Peut-on démarrer une course de trois semaines sans objectif précis ?

J’ai un objectif, c’est d’arriver jusqu’à Paris sans avoir de problème. En fait non, le premier objectif est d’arriver sur la ligne de départ dans les meilleures conditions. Le deuxième, c’est d’aller jusqu’au premier jour de repos. Puis jusqu’au deuxième. C’est important pour moi de prendre le Tour de France jour après jour. Vous pouvez perdre le Tour chaque jour. Et je pense que si vous vous projetez trop loin dans votre tête, vous pouvez être distrait. Il faut survivre chaque jour.

Est-ce que ça veut dire que vous pourriez être heureux en faisant moins bien que l’an dernier ?

Ça dépend de comment aura été la course. Il y a un énorme plateau cette année, il y a beaucoup de très bons coureurs. Mais si je fais de mon mieux, alors je serais heureux.

Ya-t-il un moment dans la course où vous vous fixerez un objectif précis ?

Il n’y a pas besoin. Je veux juste profiter. A la fin de la journée, il n’y a que pour les médias que vous devez définir un objectif. Mais moi, je n’en ai pas besoin.

Même l’équipe, elle n’en a pas besoin ?

L’équipe sait que je peux jouer le podium. Ce n’est pas un objectif. On sait que j’en suis capable, et ils vont me supporter pour essayer d’y arriver. Mais on ne parle pas d’objectif, on ne va pas dire on est sur le Tour pour ci ou pour ça. Il n’y a pas de raison de le faire. Il faut juste qu’on fasse de notre mieux.

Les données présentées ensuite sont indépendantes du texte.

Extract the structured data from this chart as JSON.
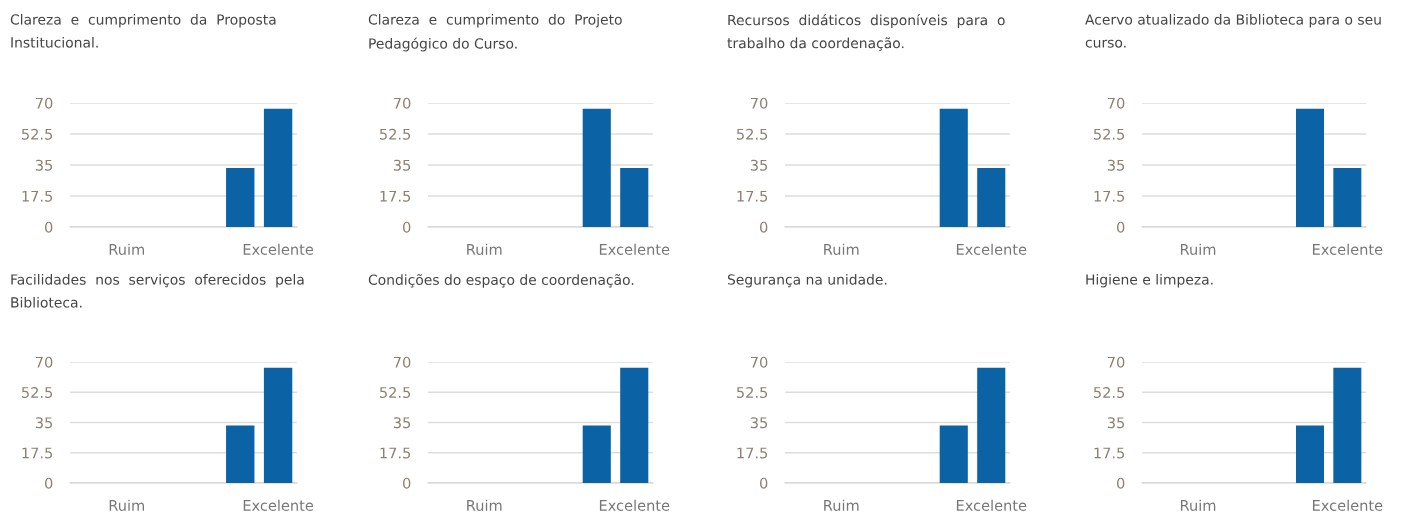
{
  "chart_data": [
    {
      "type": "bar",
      "title": "Clareza  e  cumprimento  da  Proposta\nInstitucional.",
      "categories": [
        null,
        "Ruim",
        null,
        null,
        null,
        "Excelente"
      ],
      "values": [
        0,
        0,
        0,
        0,
        33.3,
        66.7
      ],
      "color": "#0b62a4",
      "ylim": [
        0,
        70
      ],
      "yticks": [
        0,
        17.5,
        35,
        52.5,
        70
      ],
      "grid": "y"
    },
    {
      "type": "bar",
      "title": "Clareza  e  cumprimento  do  Projeto\nPedagógico do Curso.",
      "categories": [
        null,
        "Ruim",
        null,
        null,
        null,
        "Excelente"
      ],
      "values": [
        0,
        0,
        0,
        0,
        66.7,
        33.3
      ],
      "color": "#0b62a4",
      "ylim": [
        0,
        70
      ],
      "yticks": [
        0,
        17.5,
        35,
        52.5,
        70
      ],
      "grid": "y"
    },
    {
      "type": "bar",
      "title": "Recursos  didáticos  disponíveis  para  o\ntrabalho da coordenação.",
      "categories": [
        null,
        "Ruim",
        null,
        null,
        null,
        "Excelente"
      ],
      "values": [
        0,
        0,
        0,
        0,
        66.7,
        33.3
      ],
      "color": "#0b62a4",
      "ylim": [
        0,
        70
      ],
      "yticks": [
        0,
        17.5,
        35,
        52.5,
        70
      ],
      "grid": "y"
    },
    {
      "type": "bar",
      "title": "Acervo atualizado da Biblioteca para o seu\ncurso.",
      "categories": [
        null,
        "Ruim",
        null,
        null,
        null,
        "Excelente"
      ],
      "values": [
        0,
        0,
        0,
        0,
        66.7,
        33.3
      ],
      "color": "#0b62a4",
      "ylim": [
        0,
        70
      ],
      "yticks": [
        0,
        17.5,
        35,
        52.5,
        70
      ],
      "grid": "y"
    },
    {
      "type": "bar",
      "title": "Facilidades  nos  serviços  oferecidos  pela\nBiblioteca.",
      "categories": [
        null,
        "Ruim",
        null,
        null,
        null,
        "Excelente"
      ],
      "values": [
        0,
        0,
        0,
        0,
        33.3,
        66.7
      ],
      "color": "#0b62a4",
      "ylim": [
        0,
        70
      ],
      "yticks": [
        0,
        17.5,
        35,
        52.5,
        70
      ],
      "grid": "y"
    },
    {
      "type": "bar",
      "title": "Condições do espaço de coordenação.",
      "categories": [
        null,
        "Ruim",
        null,
        null,
        null,
        "Excelente"
      ],
      "values": [
        0,
        0,
        0,
        0,
        33.3,
        66.7
      ],
      "color": "#0b62a4",
      "ylim": [
        0,
        70
      ],
      "yticks": [
        0,
        17.5,
        35,
        52.5,
        70
      ],
      "grid": "y"
    },
    {
      "type": "bar",
      "title": "Segurança na unidade.",
      "categories": [
        null,
        "Ruim",
        null,
        null,
        null,
        "Excelente"
      ],
      "values": [
        0,
        0,
        0,
        0,
        33.3,
        66.7
      ],
      "color": "#0b62a4",
      "ylim": [
        0,
        70
      ],
      "yticks": [
        0,
        17.5,
        35,
        52.5,
        70
      ],
      "grid": "y"
    },
    {
      "type": "bar",
      "title": "Higiene e limpeza.",
      "categories": [
        null,
        "Ruim",
        null,
        null,
        null,
        "Excelente"
      ],
      "values": [
        0,
        0,
        0,
        0,
        33.3,
        66.7
      ],
      "color": "#0b62a4",
      "ylim": [
        0,
        70
      ],
      "yticks": [
        0,
        17.5,
        35,
        52.5,
        70
      ],
      "grid": "y"
    }
  ]
}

« Terminer sixième (du Tour), cela m’a donné beaucoup de confiance. C’est donc certain, je crois davantage en mes chances de podium cette année. Mais la confiance est quelque chose de particulier, un sentiment étrange (rires). »

Dan Martin

L’année n’a pas été très heureuse jusqu’ici, les résultats des autres recrues Kristoff et Aru ont été décevants. Est-ce une pression supplémentaire pour vous ?

Pas du tout. On prend chaque course comme une course isolée. Même si je devais obtenir un podium sur le Tour de France, on serait déçus de ce qu’il s’est passé plus tôt dans la saison. Le Tour n’est qu’une seule course sur laquelle on doit se concentrer. Il n’y a pas de pression particulière. Et même si nous avions gagné toutes les classiques, le Giro ou toutes les courses du calendrier jusqu’à aujourd’hui, on voudrait toujours essayer de gagner le Tour. Ça ne change rien.

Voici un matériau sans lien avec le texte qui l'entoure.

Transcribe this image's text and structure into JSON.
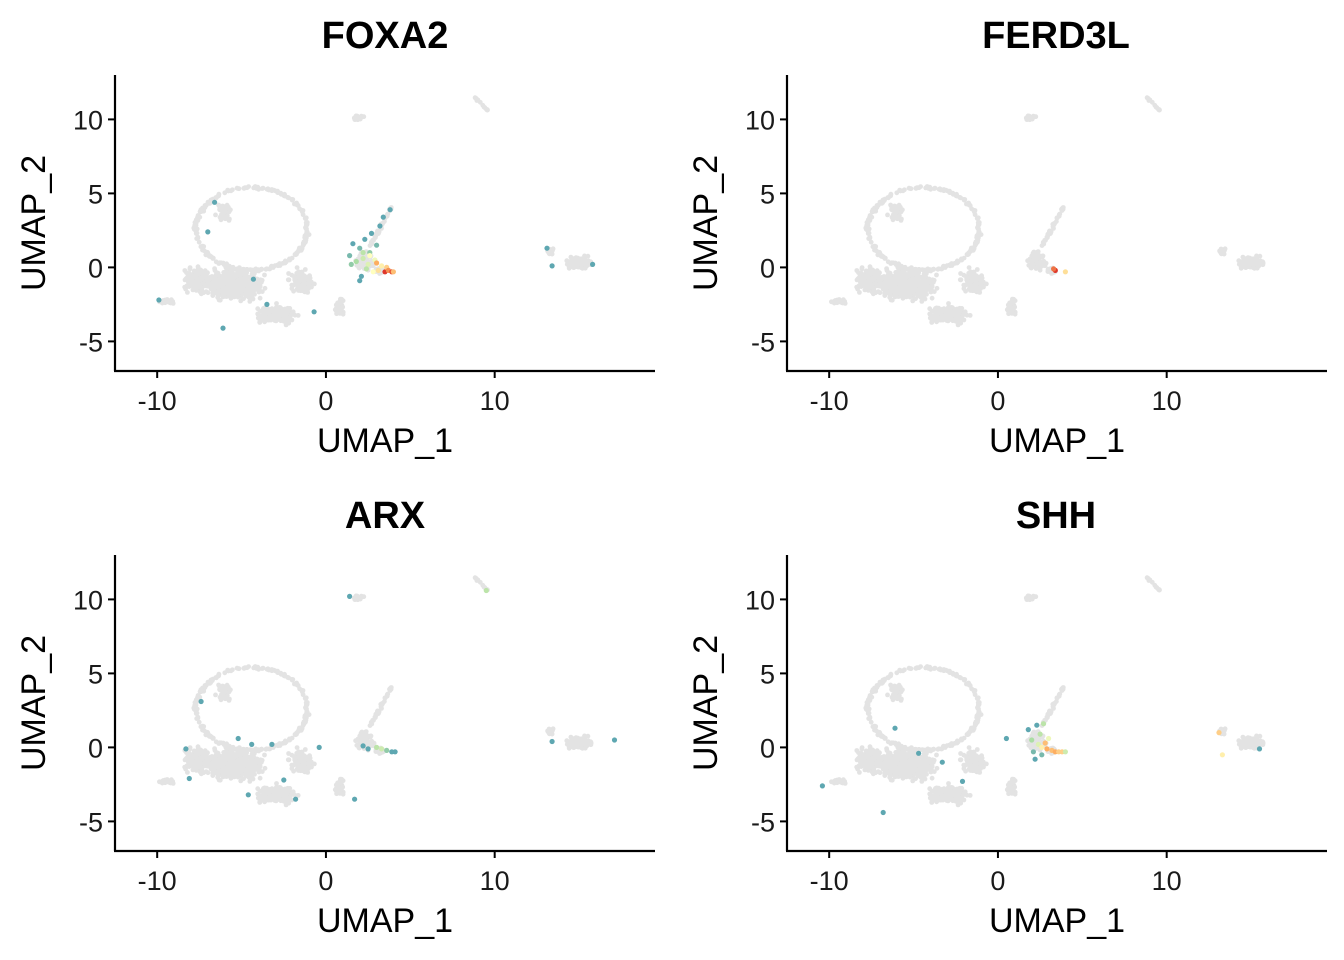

Et votre victoire sur le Dauphiné, est-ce que ça change quelque chose dans votre approche du Tour ?

Rien, vraiment. Parce que j’oublie toujours les victoires, je vous l’ai dit. Ça donne juste à l’équipe un peu plus de confiance sur ce qui est possible en juillet. Mais pour moi, ça ne change rien. Mon résultat sur le Dauphiné aurait pu être différent, j’aurais abordé le Tour de la même manière.

Pensez-vous que le fait d’avoir été moins en vue en ce début de saison sera un avantage sur le Tour face à vos adversaires ?

Oui, je pense. Ce sera l’un des Tours de France les plus relevés de ces dernières années compte tenu des coureurs au départ. Ça va rendre les neuf premiers jours de course très tendus, stressants, nerveux. Si l’on regarde tous les candidats au podium, c’est une très longue liste. Mais au premier jour de repos, elle devrait déjà être un peu plus courte. J’ai étudié le parcours, et je pense que c’est le Tour de France le plus dur auquel j’ai jamais participé. Ce sera une belle bataille.

Êtes-vous plus ou moins confiant que l’an dernier ?

(Il réfléchit) Je ne sais pas… Je dirais que j’ai davantage confiance en mes capacités qu’il y a un an, du fait de ce que j’ai accompli notamment l’an passé sur le Tour. Terminer sixième, cela m’a donné beaucoup de confiance. C’est donc certain, je crois davantage en mes chances de podium cette année. Mais la confiance est quelque chose de particulier, un sentiment étrange (rires).